Having a blood transfusion refers to a patient receiving blood cells from a donor. Transfusions help insure that an anemic patient’s blood cell count stays at a safe level. Platelet transfusions reduce the risk of bleeding problems caused when platelet counts are too low. Red blood cell transfusions reduce symptoms of fatigues.
However, having too many blood transfusions means that iron from red blood cell transfusions can build up in the body and cause organ damage, or, the immune system may develop antibodies that attack the transfused cells.
Because one possible cause of aplastic anemia is the immune system working against itself, one or more immunosuppressive drugs are often given until a stem cell transplant can be performed.
Growth factors are drugs that help the body make more blood cells, which may be given to reduce the number or need for blood transfusions.
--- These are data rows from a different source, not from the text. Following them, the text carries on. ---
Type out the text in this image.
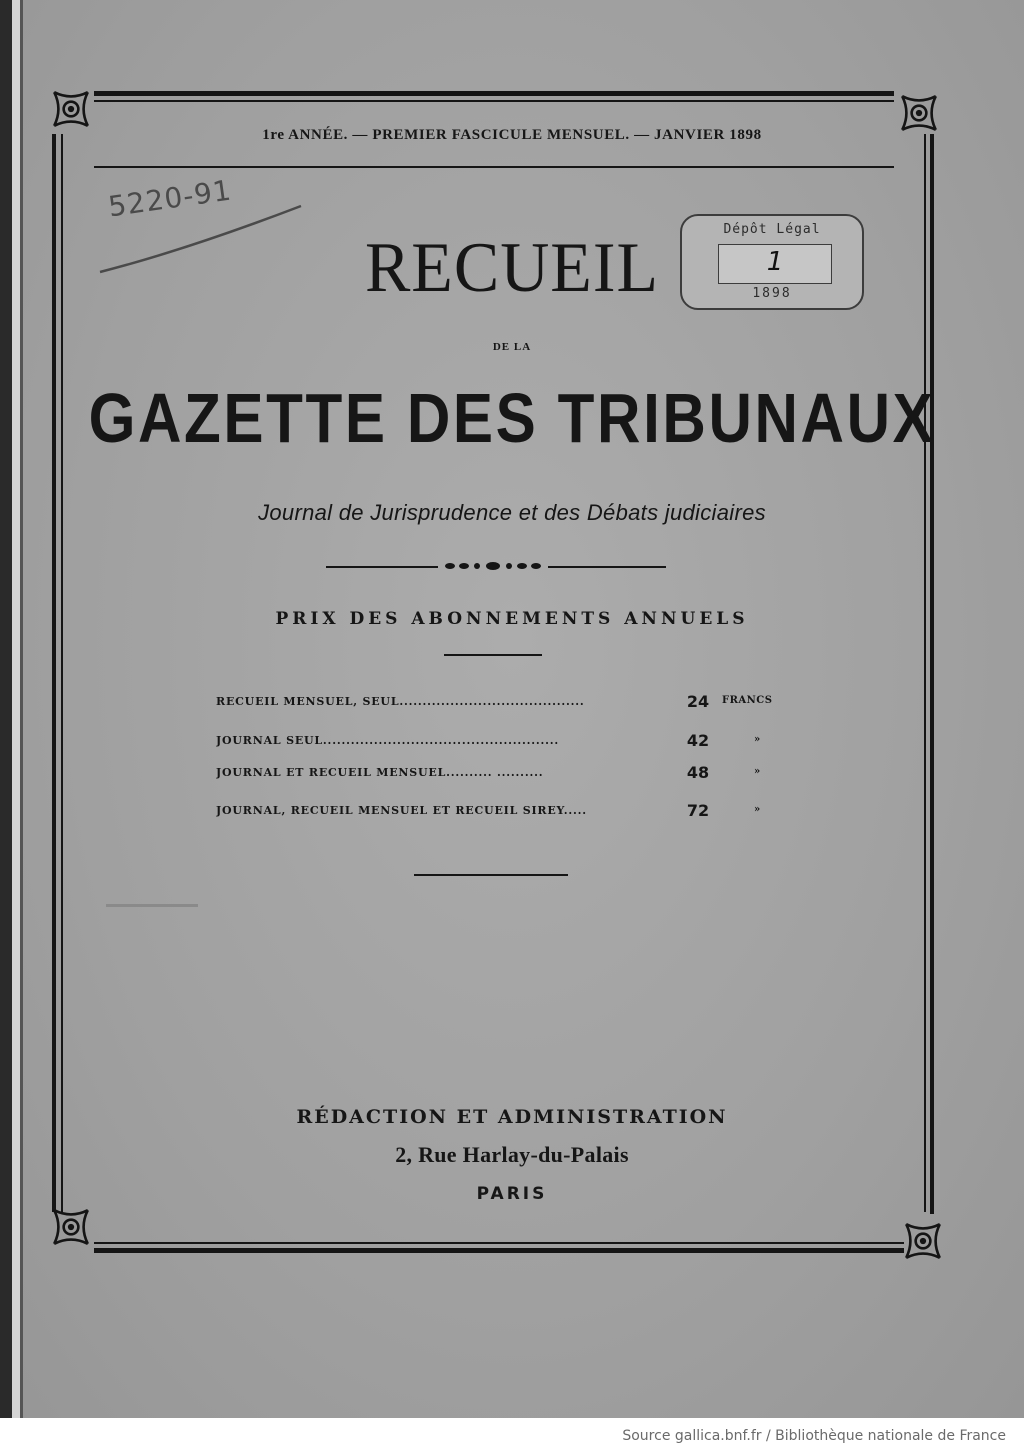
1re ANNÉE. — PREMIER FASCICULE MENSUEL. — JANVIER 1898
5220-91
Dépôt Légal
1
1898
RECUEIL
DE LA
GAZETTE DES TRIBUNAUX
Journal de Jurisprudence et des Débats judiciaires
PRIX DES ABONNEMENTS ANNUELS
RECUEIL MENSUEL, SEUL........................................	24	FRANCS
JOURNAL SEUL...................................................	42	»
JOURNAL ET RECUEIL MENSUEL.......... ..........	48	»
JOURNAL, RECUEIL MENSUEL ET RECUEIL SIREY.....	72	»
RÉDACTION ET ADMINISTRATION
2, Rue Harlay-du-Palais
PARIS
Source gallica.bnf.fr / Bibliothèque nationale de France
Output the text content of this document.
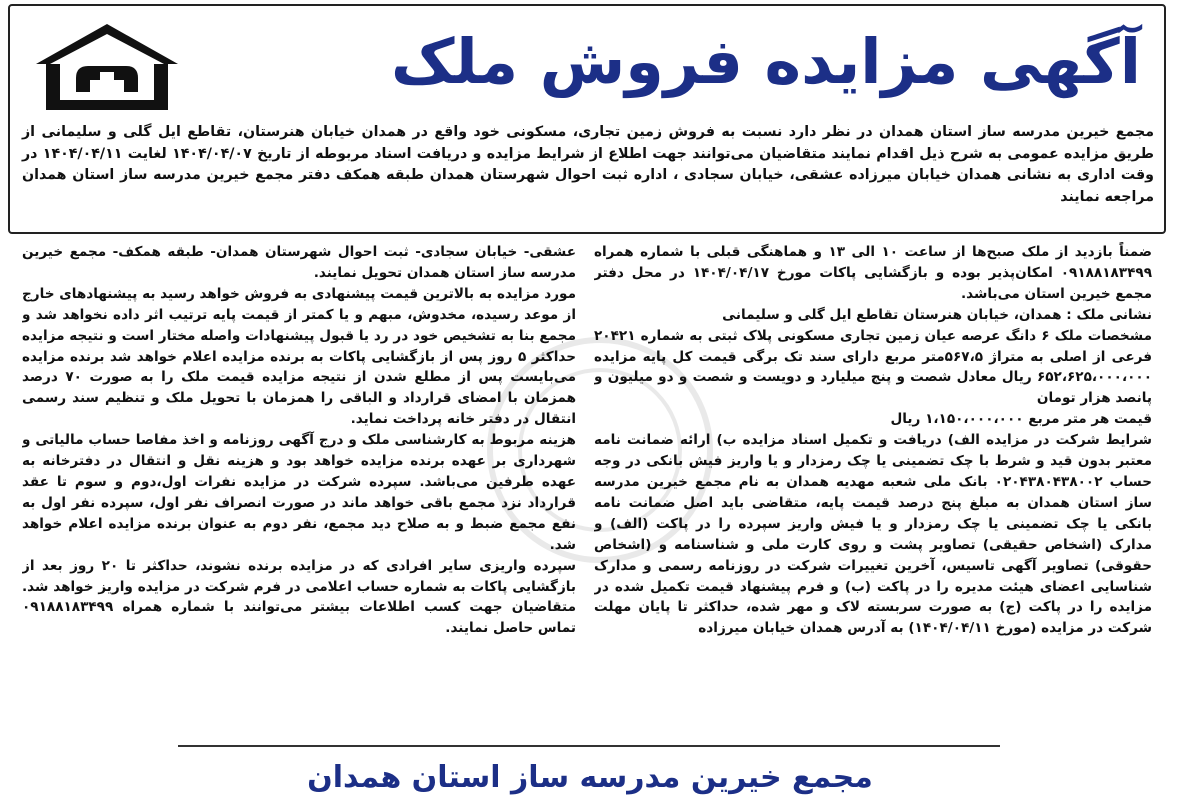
آگهی مزایده فروش ملک
مجمع خیرین مدرسه ساز استان همدان در نظر دارد نسبت به فروش زمین تجاری، مسکونی خود واقع در همدان خیابان هنرستان، تقاطع ایل گلی و سلیمانی از طریق مزایده عمومی به شرح ذیل اقدام نمایند متقاضیان می‌توانند جهت اطلاع از شرایط مزایده و دریافت اسناد مربوطه از تاریخ ۱۴۰۴/۰۴/۰۷ لغایت ۱۴۰۴/۰۴/۱۱ در وقت اداری به نشانی همدان خیابان میرزاده عشقی، خیابان سجادی ، اداره ثبت احوال شهرستان همدان طبقه همکف دفتر مجمع خیرین مدرسه ساز استان همدان مراجعه نمایند

ضمناً بازدید از ملک صبح‌ها از ساعت ۱۰ الی ۱۳ و هماهنگی قبلی با شماره همراه ۰۹۱۸۸۱۸۳۴۹۹ امکان‌پذیر بوده و بازگشایی پاکات مورخ ۱۴۰۴/۰۴/۱۷ در محل دفتر مجمع خیرین استان می‌باشد.

نشانی ملک : همدان، خیابان هنرستان تقاطع ایل گلی و سلیمانی

مشخصات ملک ۶ دانگ عرصه عیان زمین تجاری مسکونی پلاک ثبتی به شماره ۲۰۴۲۱ فرعی از اصلی به متراژ ۵۶۷،۵متر مربع دارای سند تک برگی قیمت کل پایه مزایده ۶۵۲،۶۲۵،۰۰۰،۰۰۰ ریال معادل شصت و پنج میلیارد و دویست و شصت و دو میلیون و پانصد هزار تومان

قیمت هر متر مربع ۱،۱۵۰،۰۰۰،۰۰۰ ریال

شرایط شرکت در مزایده الف) دریافت و تکمیل اسناد مزایده ب) ارائه ضمانت نامه معتبر بدون قید و شرط با چک تضمینی یا چک رمزدار و یا واریز فیش بانکی در وجه حساب ۰۲۰۴۳۸۰۴۳۸۰۰۲ بانک ملی شعبه مهدیه همدان به نام مجمع خیرین مدرسه ساز استان همدان به مبلغ پنج درصد قیمت پایه، متقاضی باید اصل ضمانت نامه بانکی یا چک تضمینی یا چک رمزدار و یا فیش واریز سپرده را در پاکت (الف) و مدارک (اشخاص حقیقی) تصاویر پشت و روی کارت ملی و شناسنامه و (اشخاص حقوقی) تصاویر آگهی تاسیس، آخرین تغییرات شرکت در روزنامه رسمی و مدارک شناسایی اعضای هیئت مدیره را در پاکت (ب) و فرم پیشنهاد قیمت تکمیل شده در مزایده را در پاکت (ج) به صورت سربسته لاک و مهر شده، حداکثر تا پایان مهلت شرکت در مزایده (مورخ ۱۴۰۴/۰۴/۱۱) به آدرس همدان خیابان میرزاده

عشقی- خیابان سجادی- ثبت احوال شهرستان همدان- طبقه همکف- مجمع خیرین مدرسه ساز استان همدان تحویل نمایند.

مورد مزایده به بالاترین قیمت پیشنهادی به فروش خواهد رسید به پیشنهادهای خارج از موعد رسیده، مخدوش، مبهم و یا کمتر از قیمت پایه ترتیب اثر داده نخواهد شد و مجمع بنا به تشخیص خود در رد یا قبول پیشنهادات واصله مختار است و نتیجه مزایده حداکثر ۵ روز پس از بازگشایی پاکات به برنده مزایده اعلام خواهد شد برنده مزایده می‌بایست پس از مطلع شدن از نتیجه مزایده قیمت ملک را به صورت ۷۰ درصد همزمان با امضای قرارداد و الباقی را همزمان با تحویل ملک و تنظیم سند رسمی انتقال در دفتر خانه پرداخت نماید.

هزینه مربوط به کارشناسی ملک و درج آگهی روزنامه و اخذ مفاصا حساب مالیاتی و شهرداری بر عهده برنده مزایده خواهد بود و هزینه نقل و انتقال در دفترخانه به عهده طرفین می‌باشد. سپرده شرکت در مزایده نفرات اول،دوم و سوم تا عقد قرارداد نزد مجمع باقی خواهد ماند در صورت انصراف نفر اول، سپرده نفر اول به نفع مجمع ضبط و به صلاح دید مجمع، نفر دوم به عنوان برنده مزایده اعلام خواهد شد.

سپرده واریزی سایر افرادی که در مزایده برنده نشوند، حداکثر تا ۲۰ روز بعد از بازگشایی پاکات به شماره حساب اعلامی در فرم شرکت در مزایده واریز خواهد شد. متقاضیان جهت کسب اطلاعات بیشتر می‌توانند با شماره همراه ۰۹۱۸۸۱۸۳۴۹۹ تماس حاصل نمایند.

مجمع خیرین مدرسه ساز استان همدان
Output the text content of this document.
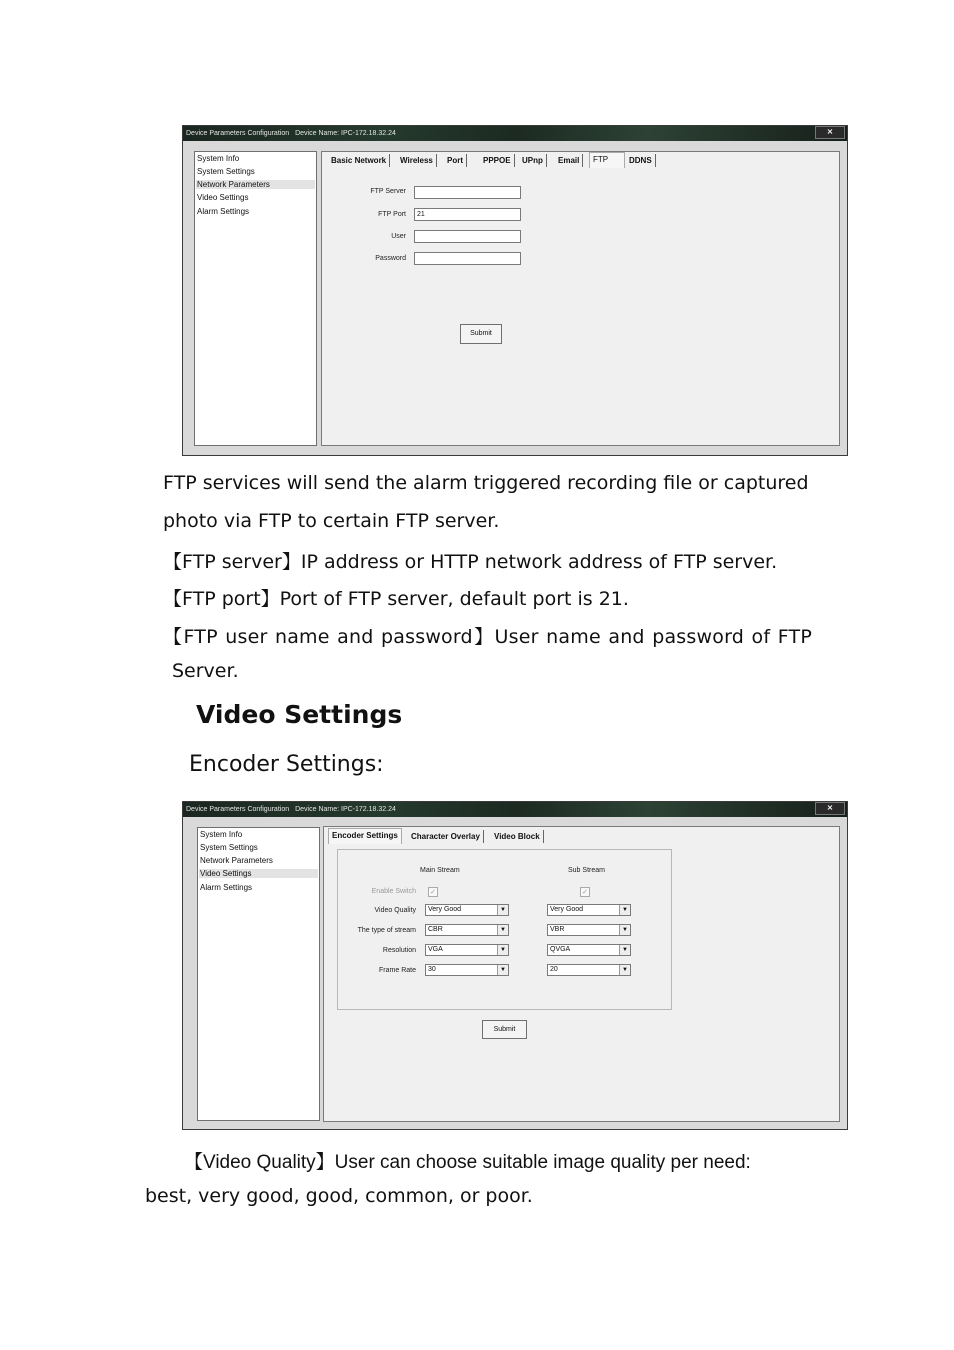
Device Parameters Configuration Device Name: IPC-172.18.32.24	×
System Info
System Settings
Network Parameters
Video Settings
Alarm Settings
Basic Network	Wireless	Port	PPPOE	UPnp	Email	FTP	DDNS
FTP Server
FTP Port	21
User
Password
Submit
FTP services will send the alarm triggered recording file or captured
photo via FTP to certain FTP server.
【FTP server】IP address or HTTP network address of FTP server.
【FTP port】Port of FTP server, default port is 21.
【FTP user name and password】User name and password of FTP
Server.
Video Settings
Encoder Settings:
Device Parameters Configuration Device Name: IPC-172.18.32.24	×
System Info
System Settings
Network Parameters
Video Settings
Alarm Settings
Encoder Settings	Character Overlay	Video Block
Main Stream	Sub Stream
Enable Switch ✓	✓
Video Quality	Very Good	▼	Very Good	▼
The type of stream	CBR	▼	VBR	▼
Resolution	VGA	▼	QVGA	▼
Frame Rate	30	▼	20	▼
Submit
【Video Quality】User can choose suitable image quality per need:
best, very good, good, common, or poor.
Given after immunosuppressive therapy or bone marrow transplant, growth factors can help blood cell production or may be used in combination with immune-suppressing drugs to relieve the symptoms of aplastic anemia.
Having aplastic anemia weakens the immune system leaving a person susceptible to all kinds of infections. White blood cells, responsible for fighting off infections, cannot be effectively replaced with a transfusion, so antibiotics are often administered when fever or infection appears.
Bone marrow transplantation
Fred Hutchinson Cancer Research Center physicians pioneered bone marrow transplants for aplastic anemia treatment. If bone marrow or stem cell transplantation is indicated, patients will be seen by Hutchinson Center doctors who are world leaders in stem cell and bone marrow transplantation. When patients have the opportunity to use a matched sibling’s stem cells or bone marrow, there is a 90 percent success rate.
Outcomes are best with matched siblings when patients are under 20 years of age and early after diagnosis, have had minimal prior (irradiated) transfusions, marrow is used as the stem cell source, and CY (cyclosporine) and ATG (methyprednisolone, cyclosporine, and granulocyte colony stimulating factor) are used as conditioning prior to transplant.